What to visit in Saint-Emilion
Listed as a UNESCO World Heritage Site in the category of Cultural Landscape for the entirety of its historic wine-growing landscape, the village of Saint-Emilion not only possesses a superb natural patrimony but also a rich historical, architectural and cultural heritage. Take a walk through the old medieval village, wander through the cobblestone streets, visit the underground quarries and discover its well-kept treasures. Don’t miss the monolithic church, the Cordeliers’ Cloisters, the collegiate church, King’s Keep and of course its legendary vineyards!
The monolithic church of Saint-Emilion
The monolithic church is the main religious edifice in Saint-Emilion and probably the most famous tourist site in the village. The church, which dates from the 11th century, was entirely dug out of the rock and is said to be the largest underground church in Europe. It is cut out of a single block of limestone rock. By climbing its 196 steps up to its 68-metre-high bell tower you can enjoy a magnificent view over the village and its vineyards.
The Cordeliers’ Cloisters
Shortly after they arrived in Saint-Emilion and with the agreement of the Pope in 1338, the Cordeliers set up their convent in the centre of the village: le Cloître des Cordeliers. It is made up of a church, courtyard, garden, wine cellar, vat room and underground bottle cellar. Today listed as a Historical Monument and UNESCO World Heritage, it was in the 19th century that the owners had the idea of producing sparkling wine in the underground caves, which offered optimal storage conditions for the bottles. This historic site welcomes visitors for both historical and œnological tours.
The collegiate church
Located just behind the tourist office, the collegiate church is the most imposing church in the town of Saint-Emilion. Built in the 12th century, this was a college for canons who lived within these walls. More than just a place of worship, it was where the religious community lived.
Mainly gothic in architectural style, the church also features some Romanesque elements, such as its nave with three bays.
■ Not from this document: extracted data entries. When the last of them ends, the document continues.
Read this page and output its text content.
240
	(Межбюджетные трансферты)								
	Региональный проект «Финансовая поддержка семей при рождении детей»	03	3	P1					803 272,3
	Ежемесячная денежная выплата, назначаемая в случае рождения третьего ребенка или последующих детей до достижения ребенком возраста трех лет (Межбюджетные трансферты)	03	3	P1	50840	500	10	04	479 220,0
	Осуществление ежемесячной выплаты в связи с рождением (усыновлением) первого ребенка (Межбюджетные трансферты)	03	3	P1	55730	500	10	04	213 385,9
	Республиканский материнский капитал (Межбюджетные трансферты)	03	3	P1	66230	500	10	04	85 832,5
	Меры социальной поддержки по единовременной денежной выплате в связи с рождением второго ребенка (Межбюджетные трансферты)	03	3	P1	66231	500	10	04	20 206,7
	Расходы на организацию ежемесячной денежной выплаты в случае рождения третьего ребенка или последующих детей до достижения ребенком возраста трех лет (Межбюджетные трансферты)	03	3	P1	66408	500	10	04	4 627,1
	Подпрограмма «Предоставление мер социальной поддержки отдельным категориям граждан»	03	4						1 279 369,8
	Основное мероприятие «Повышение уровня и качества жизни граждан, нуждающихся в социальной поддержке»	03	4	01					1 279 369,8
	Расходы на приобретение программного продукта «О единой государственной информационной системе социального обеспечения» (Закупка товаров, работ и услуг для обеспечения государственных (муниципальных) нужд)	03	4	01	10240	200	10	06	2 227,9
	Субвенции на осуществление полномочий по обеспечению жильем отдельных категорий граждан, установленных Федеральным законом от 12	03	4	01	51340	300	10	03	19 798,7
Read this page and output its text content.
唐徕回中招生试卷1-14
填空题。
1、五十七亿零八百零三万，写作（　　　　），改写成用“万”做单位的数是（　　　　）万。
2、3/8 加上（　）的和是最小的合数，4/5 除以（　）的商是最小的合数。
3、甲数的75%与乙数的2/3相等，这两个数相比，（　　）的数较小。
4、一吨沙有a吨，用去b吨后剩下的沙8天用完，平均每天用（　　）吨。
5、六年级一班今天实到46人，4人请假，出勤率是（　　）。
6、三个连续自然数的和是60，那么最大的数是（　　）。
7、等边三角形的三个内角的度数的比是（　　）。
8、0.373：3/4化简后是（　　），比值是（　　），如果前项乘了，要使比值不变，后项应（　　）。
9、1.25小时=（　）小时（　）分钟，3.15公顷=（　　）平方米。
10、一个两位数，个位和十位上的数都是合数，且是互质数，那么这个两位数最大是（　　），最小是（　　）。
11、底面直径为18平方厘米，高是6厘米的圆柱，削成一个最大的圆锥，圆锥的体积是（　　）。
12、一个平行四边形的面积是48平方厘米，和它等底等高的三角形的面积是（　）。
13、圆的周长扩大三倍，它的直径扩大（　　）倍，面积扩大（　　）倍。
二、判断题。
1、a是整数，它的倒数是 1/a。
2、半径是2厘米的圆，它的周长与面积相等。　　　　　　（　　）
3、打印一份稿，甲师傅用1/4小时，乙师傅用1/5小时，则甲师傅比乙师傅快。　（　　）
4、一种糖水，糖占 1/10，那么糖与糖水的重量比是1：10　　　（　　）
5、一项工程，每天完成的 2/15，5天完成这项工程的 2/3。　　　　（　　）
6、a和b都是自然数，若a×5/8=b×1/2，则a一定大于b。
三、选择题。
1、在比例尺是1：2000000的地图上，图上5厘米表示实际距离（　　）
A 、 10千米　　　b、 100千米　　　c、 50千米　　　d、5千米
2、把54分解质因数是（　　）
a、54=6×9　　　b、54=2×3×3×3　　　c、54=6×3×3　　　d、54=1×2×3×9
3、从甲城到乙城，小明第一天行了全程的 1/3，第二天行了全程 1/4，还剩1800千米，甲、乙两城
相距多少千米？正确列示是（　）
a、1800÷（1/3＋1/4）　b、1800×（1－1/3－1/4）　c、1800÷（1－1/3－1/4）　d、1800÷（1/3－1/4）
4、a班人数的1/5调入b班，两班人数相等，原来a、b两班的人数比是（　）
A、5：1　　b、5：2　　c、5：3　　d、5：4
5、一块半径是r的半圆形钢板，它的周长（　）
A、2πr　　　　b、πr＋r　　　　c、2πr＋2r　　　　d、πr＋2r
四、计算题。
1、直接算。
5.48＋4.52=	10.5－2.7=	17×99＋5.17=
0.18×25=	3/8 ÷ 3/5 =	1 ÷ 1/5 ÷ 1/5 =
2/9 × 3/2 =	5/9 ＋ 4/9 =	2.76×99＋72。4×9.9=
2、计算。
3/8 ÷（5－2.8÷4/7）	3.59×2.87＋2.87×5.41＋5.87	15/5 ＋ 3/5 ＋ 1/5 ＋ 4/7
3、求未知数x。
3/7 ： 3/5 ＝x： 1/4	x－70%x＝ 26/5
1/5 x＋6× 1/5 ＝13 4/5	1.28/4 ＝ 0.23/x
The collegiate church is today the parish church of Saint-Emilion. You can visit it, together with the cloisters, free of charge. Concerts are regularly organised there.
The King’s Keep
The King’s Keep or “Lou Castel Daou Rey” as the inhabitants of Saint-Emilion call it, is a dungeon dating back to the 13th century. Located inside the village ramparts, it is the only dungeon built in Gironde during the Romanesque period that is still intact. The square-shaped keep is 14 metres high; however the building in its entirety measures 32 metres in height. If you have the energy to climb its 118 steps, you can enjoy a breath-taking panoramic view of the medieval village. Listed as a Historic Monument, the dungeon is today the place where the Jurade is celebrated. The “Jurats” meet here twice a year: in June for the Judgement of the New Wine and in September for the “Ban des Vendanges”, the official declaration of the start of the harvest.
The Saint-Emilion vineyards
You can’t possibly go to Saint-Emilion without visiting at least a small part of its amazing vineyard! The reputation of Saint-Emilion’s wines is well established, and this is largely thanks to its Atlantic microclimate and limestone soils, which offer ideal conditions for the production of great wines. We strongly advise you to follow the Saint-Emilion wine route and visit some of the many and widely varied châteaux. Depending on the weather, if you only choose to visit one of them, don’t miss Château Fombrauge, the largest Saint-Emilion Grand Cru Classé with its 60 hectares (148 acres). Its programme includes a tour of the château and its French-style gardens, tastings and various workshops, one of which is the famous B-Winemaker, during which you create your own wine.